EAST LANSING, Mich. – Sean Hankins loves basketball. But it’s what he’s able to teach through basketball that he loves even more.
Teaching is at his core, as he is a psychology instructor and supervisor in the Michigan State’s social work department.
His move into coaching Michigan State’s new club basketball team came when Robert Ray Jr., a first-year medical student at MSU, approached Hankins.
“When Rob came to me with the opportunity to coach and mentor, it was a done deal, it was a no-brainer,” Hankins said.
Hankins had spent time playing pick-up ball with Ray Jr. and many of the men on the club team prior to its existence, and was able to gauge the type of players and people they were.
But the latter was what drew Hankins in.
“I think first and foremost, they have some of the most highly respected characters out there,” Hankins said. “Of course their talent and skills, but their character was great. And to be able to offer some kind of support or some kind of wisdom to help build upon that was an opportunity that I looked forward to and wanted to be a part of.”
Hankins is also in the midst of his second season as an assistant coach at Lansing Eastern High School, so adding a third job to his already-tight schedule – on top of being a husband and father – wasn’t easy. But with the support of his family, he made coaching the Spartans club team another priority.
And he did so for free.
“The reward is to see the growth in young men, preparing them for their futures,” Hankins said. “So although in practice we’re going over plays, getting in shape and being disciplined, a lot of communication is about preparing yourself for your future. For me, that’s more than enough compensation, to see their growth.”
Hankins, an MSU graduate, has always valued mentorship, and he especially values those who have served as beacons to him. It was William Davidson, a distinguished professor in psychology department at MSU, who taught Hankins “each one has to teach one.”

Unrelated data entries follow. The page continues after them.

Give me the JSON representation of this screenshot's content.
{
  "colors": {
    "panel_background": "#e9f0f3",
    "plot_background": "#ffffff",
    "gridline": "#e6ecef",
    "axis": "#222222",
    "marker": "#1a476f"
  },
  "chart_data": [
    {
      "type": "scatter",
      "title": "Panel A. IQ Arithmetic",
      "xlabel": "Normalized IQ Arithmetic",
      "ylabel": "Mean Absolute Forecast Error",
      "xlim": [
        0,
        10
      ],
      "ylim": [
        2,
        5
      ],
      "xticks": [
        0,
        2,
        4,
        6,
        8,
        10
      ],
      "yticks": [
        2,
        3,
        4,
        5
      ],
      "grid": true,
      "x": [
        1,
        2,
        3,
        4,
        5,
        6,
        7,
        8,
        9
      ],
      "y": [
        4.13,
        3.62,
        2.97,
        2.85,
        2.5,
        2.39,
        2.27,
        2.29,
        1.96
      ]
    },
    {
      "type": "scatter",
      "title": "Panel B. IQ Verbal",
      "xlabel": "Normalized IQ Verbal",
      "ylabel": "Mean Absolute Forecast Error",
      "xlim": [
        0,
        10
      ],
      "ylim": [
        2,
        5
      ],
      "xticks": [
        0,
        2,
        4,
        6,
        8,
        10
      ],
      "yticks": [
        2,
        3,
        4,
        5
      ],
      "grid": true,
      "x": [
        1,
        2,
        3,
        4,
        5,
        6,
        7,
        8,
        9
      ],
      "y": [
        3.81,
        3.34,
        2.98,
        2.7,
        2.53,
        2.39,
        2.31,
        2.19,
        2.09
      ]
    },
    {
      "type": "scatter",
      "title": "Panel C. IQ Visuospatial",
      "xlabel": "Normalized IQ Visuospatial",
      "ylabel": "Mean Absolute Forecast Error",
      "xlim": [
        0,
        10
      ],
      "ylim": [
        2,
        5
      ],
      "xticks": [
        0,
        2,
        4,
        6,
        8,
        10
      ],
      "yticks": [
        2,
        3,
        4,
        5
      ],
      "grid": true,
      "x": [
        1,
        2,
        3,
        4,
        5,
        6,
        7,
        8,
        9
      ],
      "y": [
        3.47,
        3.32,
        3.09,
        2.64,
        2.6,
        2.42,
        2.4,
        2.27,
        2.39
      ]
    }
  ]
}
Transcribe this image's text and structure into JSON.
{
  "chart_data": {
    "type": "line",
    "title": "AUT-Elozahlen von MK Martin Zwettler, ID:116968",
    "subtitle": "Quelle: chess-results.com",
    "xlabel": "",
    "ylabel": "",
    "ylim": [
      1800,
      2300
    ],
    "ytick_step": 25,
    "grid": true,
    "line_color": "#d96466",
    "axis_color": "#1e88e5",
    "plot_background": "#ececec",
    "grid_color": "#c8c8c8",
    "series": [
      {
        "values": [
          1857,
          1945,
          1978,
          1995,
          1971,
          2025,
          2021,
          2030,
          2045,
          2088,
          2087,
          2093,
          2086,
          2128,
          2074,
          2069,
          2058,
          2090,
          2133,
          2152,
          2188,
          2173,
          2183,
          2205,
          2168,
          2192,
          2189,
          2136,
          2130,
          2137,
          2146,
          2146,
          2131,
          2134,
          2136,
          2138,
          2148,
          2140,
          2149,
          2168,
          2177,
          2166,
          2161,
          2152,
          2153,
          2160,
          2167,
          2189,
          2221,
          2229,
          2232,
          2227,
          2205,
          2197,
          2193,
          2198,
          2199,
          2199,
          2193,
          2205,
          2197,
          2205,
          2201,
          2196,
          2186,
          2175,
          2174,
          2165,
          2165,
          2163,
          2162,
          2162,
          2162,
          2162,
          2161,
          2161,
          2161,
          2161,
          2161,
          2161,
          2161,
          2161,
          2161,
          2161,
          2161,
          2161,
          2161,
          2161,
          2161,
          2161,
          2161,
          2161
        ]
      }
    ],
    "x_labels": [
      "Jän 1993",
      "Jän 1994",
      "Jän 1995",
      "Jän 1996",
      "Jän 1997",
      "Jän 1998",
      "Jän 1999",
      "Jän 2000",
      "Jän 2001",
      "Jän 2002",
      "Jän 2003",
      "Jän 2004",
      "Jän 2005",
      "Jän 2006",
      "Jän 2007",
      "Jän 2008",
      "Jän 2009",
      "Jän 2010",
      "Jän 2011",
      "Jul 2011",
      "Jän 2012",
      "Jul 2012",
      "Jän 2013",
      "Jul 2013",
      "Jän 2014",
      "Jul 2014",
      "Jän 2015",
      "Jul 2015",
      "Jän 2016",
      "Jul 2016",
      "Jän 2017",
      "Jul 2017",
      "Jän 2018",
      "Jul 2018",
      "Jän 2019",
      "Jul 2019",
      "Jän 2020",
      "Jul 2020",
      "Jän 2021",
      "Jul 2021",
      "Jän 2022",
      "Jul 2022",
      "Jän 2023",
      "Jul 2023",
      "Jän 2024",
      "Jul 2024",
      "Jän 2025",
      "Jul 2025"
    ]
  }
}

“(Davidson) taught me to not see the world through binoculars, but through a kaleidoscope to create win-win moments,” Hankins said. “And that’s something that, between him and my wife, have definitely taught me how to be able to view the world through that lens. Those two have been very pivotal in my growth andunderstanding mentorship, and I love passing it down.”
Ray Jr. says he and his teammates have enjoyed being on the receiving end of Hankins’ leadership.
“Sean has served as a basketball mentor to me since I came to Michigan State, he’s made me a better player individually and he has an immense knowledge of the game,” Ray Jr. said. “He’s well respected by everyone on our team, everyone on our team respects his coaching and his values as a coach and as a person, which makes it very easy for us to get behind him and what he has to say.”
On the hardwood
Hankins’ philosophy is obvious in the way the Spartans play. All 11 guys share the ball like the Golden State Warriors, they defend like the San Antonio Spurs, and they have the heart of, well, the Michigan State Spartans.
“We’re not the MSU basketball team, but we try to mimic a lot of their characteristics and represent their way of play,” Hankins said. “That’s something we want to be known for.”
And the work ethic Hankins has instilled in them, carries over during their weekly 6:30 a.m. practices. It’s the reason the Spartans are 15-2 (13-2 in the Great Lakes North Conference) this season.
“We are a tough-nosed, defensive-minded team first,” Hankins said. “We will defend and we will rebound. That’s our mantra, that’s our focus, and our practice is pretty much dominated by rebounding and defending.”
Hankins describes his team as a bunch of “blue-collar, high-IQ” guys, who have the mentality of “You’ve got to beat me, because I’m not got to let you take it.”
That mindset circles back to Hankins’ passion: teaching through basketball.
“Mentorship is just something I believe in, and I believe that’s how we grow as a community,” Hankins said. “Spartans will. It takes each one to teach one.”